The foundation welcomes candidates from a variety of professional backgrounds and experience, which provide the following essential qualifications:

  • Ten or more years working in and with extensive knowledge of social and economic development, policy, research, and advocacy, particularly in Africa.
  • Has held positions inside and/or outside of government that allowed the candidate to develop experience with: understanding and advising on policy processes and government administration; improving government effectiveness and accountability to people; fostering engagement among government and non-governmental actors; and empathy for governments’ constraints, opportunities, and authorizing environments.
  • Demonstrated ability to think strategically and to translate ideas into practical actions, including through: development, implementation, and evaluation of strategies; management of a portfolio of projects and/or grantmaking; ability to use data, evidence, and quantitative/qualitative analytics to develop a strategy, allocate resources, and assess progress; and ability to work seamlessly across strategic, substantive, and administrative aspects of work.
  • Ability to work with and foster collaboration across diverse stakeholders including through: bridging and building relationships and inspiring collaboration across sectors such as the public sector, civil society, academia, funding agencies, international organizations, private sector, or the media; and ability to listen attentively and synthesize ideas from across disciplines.
  • Strong communications and representational skills including: capacity to communicate clearly with diverse audiences, including grantees, colleagues, boards of directors, policymakers, and other donors (government and private); and demonstrated experience/skills in representing or acting as a spokesperson for an organization to external audiences, such as public speaking, appearing on or moderating expert panels, facilitating peer-to-peer dialogue, or sharing and influencing ideas through external communications platforms.
  • Strong and demonstrated track record of pursuing a diversity, equity, and inclusion (DEI) agenda in prior work environments.
  • Long-term experience living and working in Africa, and preferably also Mexico or other parts of Latin America.
  • Ability to travel domestically and internationally, as needed, around 25%-35% of time (once global health conditions allow it).
  • Proficiency in Microsoft Office applications for daily use (Word, Excel, Outlook Calendar).

Desirable qualifications

  • Experience working to improve national or sub-national government performance and effectiveness, or performance and effectiveness of an international institution, with a cross-sectoral emphasis. This experience could occur through direct work inside of a government or international institution, or indirectly (e.g. through consulting or grantmaking).
  • Professional experience related to multilateral or regional and global institutions, including through working within, conducting research on, or influencing policymaking processes of such institutions.  
  • Experience supporting institutional strengthening in non-governmental organizations.
  • Proficiency in French desirable.

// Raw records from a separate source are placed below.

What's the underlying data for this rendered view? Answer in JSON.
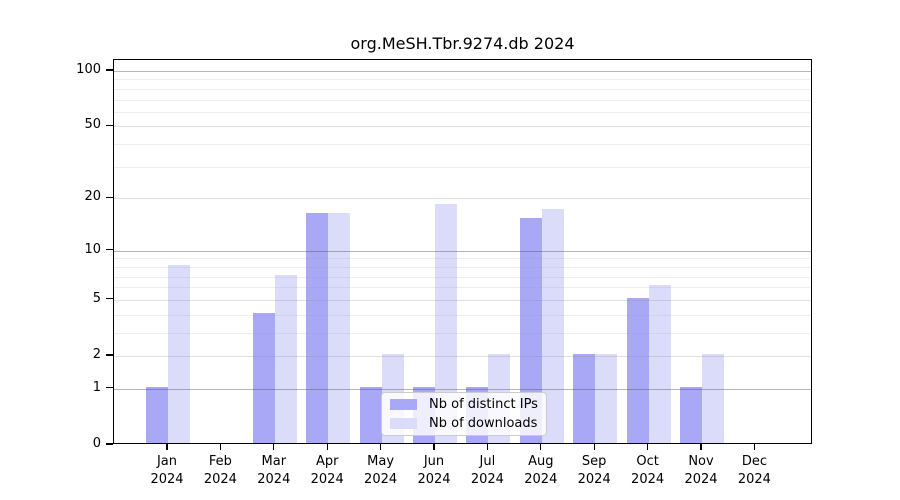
{
  "chart_data": {
    "type": "bar",
    "title": "org.MeSH.Tbr.9274.db 2024",
    "year": "2024",
    "categories": [
      "Jan",
      "Feb",
      "Mar",
      "Apr",
      "May",
      "Jun",
      "Jul",
      "Aug",
      "Sep",
      "Oct",
      "Nov",
      "Dec"
    ],
    "series": [
      {
        "name": "Nb of distinct IPs",
        "color": "#a8a8f6",
        "values": [
          1,
          0,
          4,
          16,
          1,
          1,
          1,
          15,
          2,
          5,
          1,
          0
        ]
      },
      {
        "name": "Nb of downloads",
        "color": "#dbdcfa",
        "values": [
          8,
          0,
          7,
          16,
          2,
          18,
          2,
          17,
          2,
          6,
          2,
          0
        ]
      }
    ],
    "y_axis": {
      "scale": "log10(1+v)",
      "tick_values": [
        0,
        1,
        2,
        5,
        10,
        20,
        50,
        100
      ],
      "decade_grid_values": [
        1,
        10,
        100
      ],
      "minor_grid_values": [
        3,
        4,
        6,
        7,
        8,
        9,
        30,
        40,
        60,
        70,
        80,
        90
      ],
      "ylim": [
        0,
        115
      ]
    },
    "x_axis": {
      "label_line1": "month",
      "label_line2": "year"
    },
    "legend": {
      "position": "lower center",
      "entries": [
        "Nb of distinct IPs",
        "Nb of downloads"
      ]
    },
    "grid": true,
    "colors": {
      "background": "#ffffff",
      "spine": "#000000",
      "text": "#000000"
    }
  }
}
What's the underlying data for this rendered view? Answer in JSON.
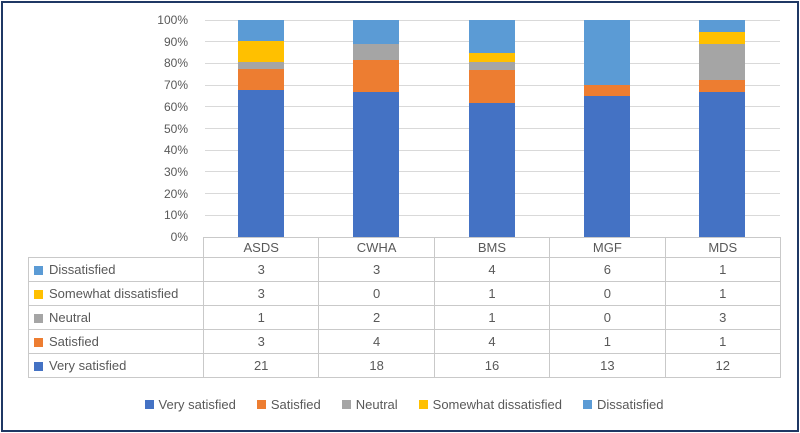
{
  "figure": {
    "description": "100% stacked column chart with data table",
    "background": "#FFFFFF",
    "border_color": "#1F3864"
  },
  "chart_data": {
    "type": "bar",
    "subtype": "percent-stacked-column",
    "title": "",
    "categories": [
      "ASDS",
      "CWHA",
      "BMS",
      "MGF",
      "MDS"
    ],
    "series": [
      {
        "name": "Very satisfied",
        "color": "#4472C4",
        "values": [
          21,
          18,
          16,
          13,
          12
        ]
      },
      {
        "name": "Satisfied",
        "color": "#ED7D31",
        "values": [
          3,
          4,
          4,
          1,
          1
        ]
      },
      {
        "name": "Neutral",
        "color": "#A5A5A5",
        "values": [
          1,
          2,
          1,
          0,
          3
        ]
      },
      {
        "name": "Somewhat dissatisfied",
        "color": "#FFC000",
        "values": [
          3,
          0,
          1,
          0,
          1
        ]
      },
      {
        "name": "Dissatisfied",
        "color": "#5B9BD5",
        "values": [
          3,
          3,
          4,
          6,
          1
        ]
      }
    ],
    "y_axis": {
      "min": 0,
      "max": 100,
      "step": 10,
      "tick_labels": [
        "0%",
        "10%",
        "20%",
        "30%",
        "40%",
        "50%",
        "60%",
        "70%",
        "80%",
        "90%",
        "100%"
      ],
      "grid": true,
      "gridline_color": "#D9D9D9"
    },
    "legend": {
      "position": "bottom",
      "entries": [
        "Very satisfied",
        "Satisfied",
        "Neutral",
        "Somewhat dissatisfied",
        "Dissatisfied"
      ]
    },
    "data_table": {
      "shown": true,
      "column_headers": [
        "ASDS",
        "CWHA",
        "BMS",
        "MGF",
        "MDS"
      ],
      "rows": [
        {
          "label": "Dissatisfied",
          "series": "Dissatisfied",
          "values": [
            3,
            3,
            4,
            6,
            1
          ]
        },
        {
          "label": "Somewhat dissatisfied",
          "series": "Somewhat dissatisfied",
          "values": [
            3,
            0,
            1,
            0,
            1
          ]
        },
        {
          "label": "Neutral",
          "series": "Neutral",
          "values": [
            1,
            2,
            1,
            0,
            3
          ]
        },
        {
          "label": "Satisfied",
          "series": "Satisfied",
          "values": [
            3,
            4,
            4,
            1,
            1
          ]
        },
        {
          "label": "Very satisfied",
          "series": "Very satisfied",
          "values": [
            21,
            18,
            16,
            13,
            12
          ]
        }
      ],
      "border_color": "#C9C9C9",
      "text_color": "#595959"
    }
  }
}
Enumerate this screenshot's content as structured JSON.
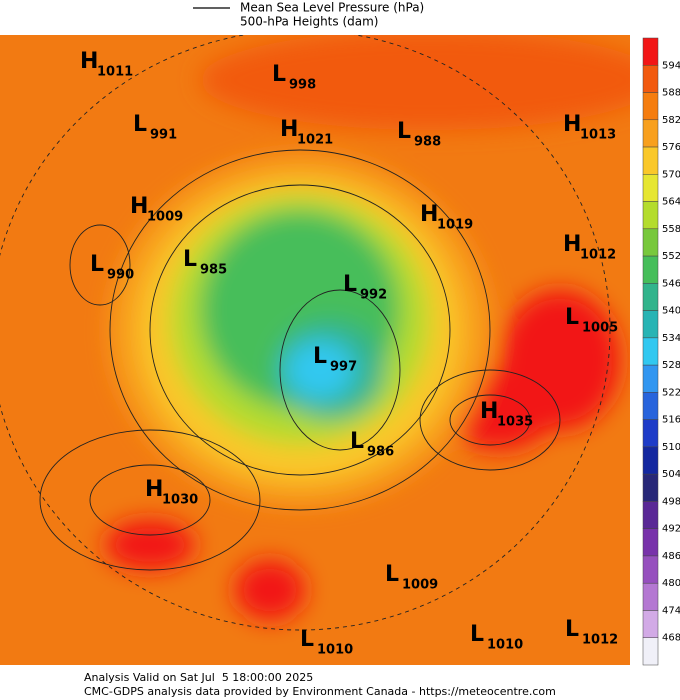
{
  "header": {
    "legend_line_label": "Mean Sea Level Pressure (hPa)",
    "shading_label": "500-hPa Heights (dam)"
  },
  "centers": [
    {
      "letter": "H",
      "value": 1011
    },
    {
      "letter": "L",
      "value": 998
    },
    {
      "letter": "L",
      "value": 991
    },
    {
      "letter": "H",
      "value": 1021
    },
    {
      "letter": "L",
      "value": 988
    },
    {
      "letter": "H",
      "value": 1013
    },
    {
      "letter": "H",
      "value": 1009
    },
    {
      "letter": "H",
      "value": 1019
    },
    {
      "letter": "L",
      "value": 990
    },
    {
      "letter": "L",
      "value": 985
    },
    {
      "letter": "H",
      "value": 1012
    },
    {
      "letter": "L",
      "value": 992
    },
    {
      "letter": "L",
      "value": 1005
    },
    {
      "letter": "L",
      "value": 997
    },
    {
      "letter": "H",
      "value": 1035
    },
    {
      "letter": "L",
      "value": 986
    },
    {
      "letter": "H",
      "value": 1030
    },
    {
      "letter": "L",
      "value": 1009
    },
    {
      "letter": "L",
      "value": 1010
    },
    {
      "letter": "L",
      "value": 1010
    },
    {
      "letter": "L",
      "value": 1012
    }
  ],
  "colorbar": {
    "ticks": [
      594,
      588,
      582,
      576,
      570,
      564,
      558,
      552,
      546,
      540,
      534,
      528,
      522,
      516,
      510,
      504,
      498,
      492,
      486,
      480,
      474,
      468
    ],
    "colors": [
      "#f21616",
      "#f25a0f",
      "#f57d0f",
      "#f8a01e",
      "#fac82a",
      "#e6e632",
      "#b4dc2d",
      "#78c83c",
      "#46be5a",
      "#32b48c",
      "#28b4b4",
      "#32c8f0",
      "#3296f0",
      "#2864dc",
      "#1e3cc8",
      "#1428a0",
      "#282878",
      "#5a2896",
      "#7832aa",
      "#9650be",
      "#b478d2",
      "#d2aae6",
      "#f0f0f8"
    ]
  },
  "footer": {
    "line1": "Analysis Valid on Sat Jul  5 18:00:00 2025",
    "line2": "CMC-GDPS analysis data provided by Environment Canada - https://meteocentre.com"
  }
}
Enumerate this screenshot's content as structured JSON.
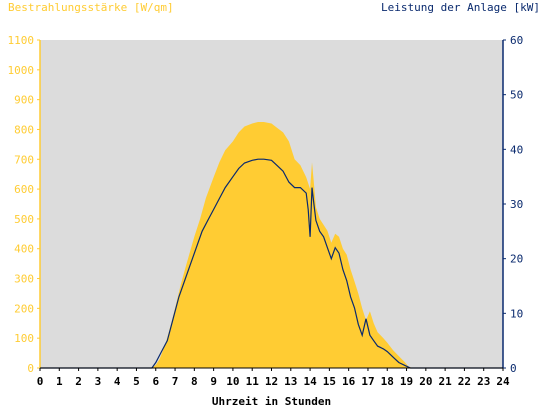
{
  "chart_data": {
    "type": "area",
    "left_axis_label": "Bestrahlungsstärke [W/qm]",
    "right_axis_label": "Leistung der Anlage [kW]",
    "xlabel": "Uhrzeit in Stunden",
    "x_ticks": [
      "0",
      "1",
      "2",
      "3",
      "4",
      "5",
      "6",
      "7",
      "8",
      "9",
      "10",
      "11",
      "12",
      "13",
      "14",
      "15",
      "16",
      "17",
      "18",
      "19",
      "20",
      "21",
      "22",
      "23",
      "24"
    ],
    "xlim": [
      0,
      24
    ],
    "ylim_left": [
      0,
      1100
    ],
    "ylim_right": [
      0,
      60
    ],
    "y_ticks_left": [
      "0",
      "100",
      "200",
      "300",
      "400",
      "500",
      "600",
      "700",
      "800",
      "900",
      "1000",
      "1100"
    ],
    "y_ticks_right": [
      "0",
      "10",
      "20",
      "30",
      "40",
      "50",
      "60"
    ],
    "grid": false,
    "series": [
      {
        "name": "Bestrahlungsstärke [W/qm]",
        "axis": "left",
        "style": "area",
        "color": "#ffcc33",
        "x": [
          0,
          5.8,
          6.0,
          6.2,
          6.5,
          6.8,
          7.0,
          7.3,
          7.6,
          8.0,
          8.3,
          8.6,
          9.0,
          9.3,
          9.6,
          10.0,
          10.3,
          10.6,
          11.0,
          11.3,
          11.6,
          12.0,
          12.3,
          12.6,
          12.9,
          13.2,
          13.5,
          13.8,
          14.0,
          14.1,
          14.2,
          14.3,
          14.5,
          14.7,
          14.9,
          15.1,
          15.3,
          15.5,
          15.7,
          15.9,
          16.1,
          16.3,
          16.5,
          16.7,
          16.9,
          17.1,
          17.3,
          17.5,
          17.8,
          18.0,
          18.3,
          18.6,
          18.9,
          19.1,
          19.3,
          24
        ],
        "y": [
          0,
          0,
          10,
          30,
          80,
          150,
          200,
          280,
          350,
          440,
          500,
          570,
          640,
          690,
          730,
          760,
          790,
          810,
          820,
          825,
          825,
          820,
          805,
          790,
          760,
          700,
          680,
          640,
          600,
          690,
          620,
          540,
          500,
          480,
          460,
          420,
          450,
          440,
          400,
          380,
          330,
          290,
          250,
          200,
          160,
          190,
          150,
          120,
          100,
          85,
          60,
          40,
          20,
          5,
          0,
          0
        ]
      },
      {
        "name": "Leistung der Anlage [kW]",
        "axis": "right",
        "style": "line",
        "color": "#0a2a6e",
        "x": [
          0,
          5.8,
          6.0,
          6.3,
          6.6,
          6.9,
          7.2,
          7.5,
          7.8,
          8.1,
          8.4,
          8.7,
          9.0,
          9.3,
          9.6,
          10.0,
          10.3,
          10.6,
          11.0,
          11.3,
          11.6,
          12.0,
          12.3,
          12.6,
          12.9,
          13.2,
          13.5,
          13.8,
          13.9,
          14.0,
          14.1,
          14.2,
          14.3,
          14.5,
          14.7,
          14.9,
          15.1,
          15.3,
          15.5,
          15.7,
          15.9,
          16.1,
          16.3,
          16.5,
          16.7,
          16.9,
          17.1,
          17.3,
          17.5,
          17.8,
          18.0,
          18.3,
          18.6,
          18.9,
          19.2,
          24
        ],
        "y": [
          0,
          0,
          1,
          3,
          5,
          9,
          13,
          16,
          19,
          22,
          25,
          27,
          29,
          31,
          33,
          35,
          36.5,
          37.5,
          38,
          38.2,
          38.2,
          38,
          37,
          36,
          34,
          33,
          33,
          32,
          29,
          24,
          33,
          30,
          27,
          25,
          24,
          22,
          20,
          22,
          21,
          18,
          16,
          13,
          11,
          8,
          6,
          9,
          6,
          5,
          4,
          3.5,
          3,
          2,
          1,
          0.5,
          0,
          0
        ]
      }
    ]
  }
}
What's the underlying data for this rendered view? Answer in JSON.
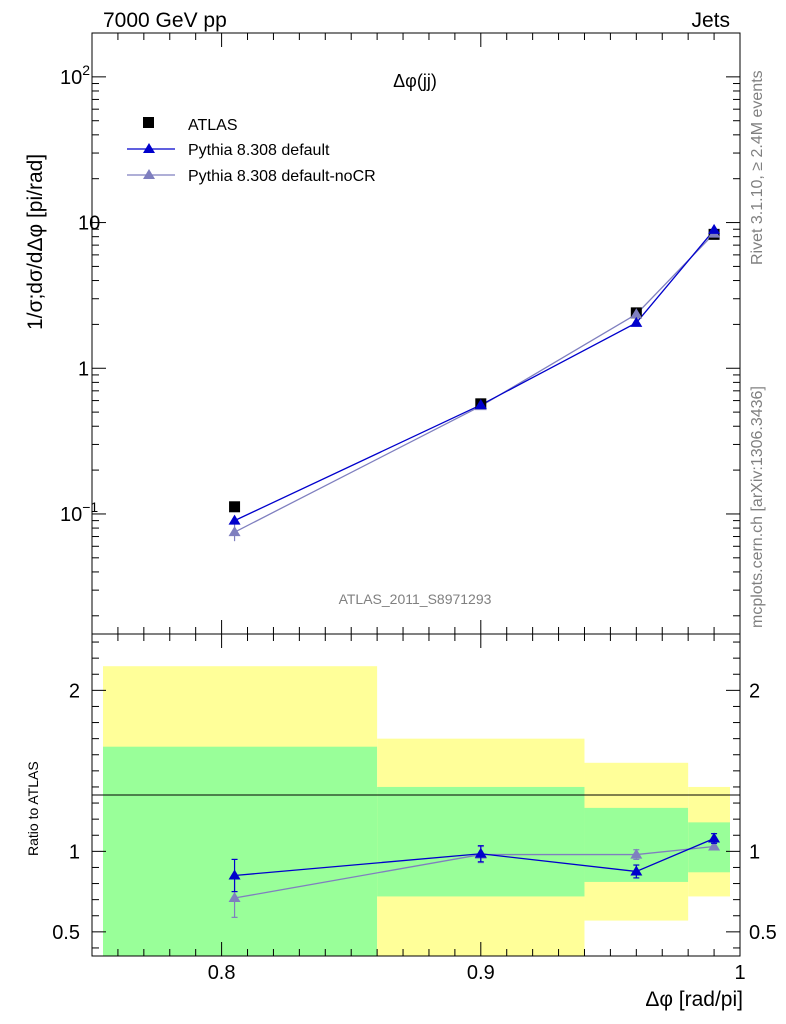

Spanish a plus.
  • Expertise in one or more disciplines relevant to improved government performance and effectiveness, e.g. gender and development studies, anthropology, economics, master’s degree in business, public administration, political science, public policy, sociology, etc.

The William and Flora Hewlett Foundation embraces the importance of diversity, equity, and inclusion both internally, in our hiring process and organizational culture, and externally, in our grantmaking and related practices. It is an equal opportunity employer and welcomes applications from people of all backgrounds, cultures, and experiences.